Pemerintah ataupun para terpelajar dapat melakukan sosialisasi ataupun memberikan


wawasan dengan metode lainnya baik secara langsung maupun melalui media sosial
mengenai pentingnya lahan gambut bagi keseimbangan lingkungan, dampak dari rusaknya
lahan gambut, peraturan atau kebijakan mengenai perlindungan dan pengelolaan lahan
gambut, serta tata cara mengelola lahan gambut yang baik dan benar bagi masyarakat umum.
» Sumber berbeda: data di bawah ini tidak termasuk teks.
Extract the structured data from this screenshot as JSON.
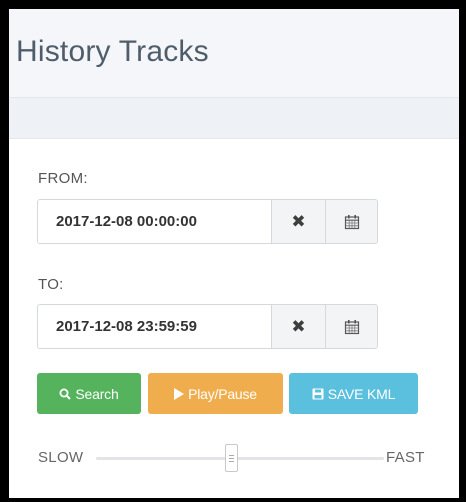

Pemerintah dapat membuat lembaga-lembaga yang khusus berupaya dalam perlindungan


dan pengelolaan lahan gambut seperti Badan Restorasi Gambut dan Mangrove yang diatur di
dalam Peraturan Presiden Nomor 120 Tahun 2020 tentang Badan Restorasi Gambut dan
Mangrove yang bertugas untuk melaksanakan percepatan restorasi gambut dan mangrove.

Dan yang tidak kalah penting adalah dilakukannya pengawasan oleh pemerintah terhadap
jalannya perizinan, pengelolaan, dan perlindungan lahan gambut sehingga tidak terjadinya
penyimpangan-penyimpangan baik di dalam proses perizinan, pengelolaan, maupun
perllindungan lahan gambut di Indonesia.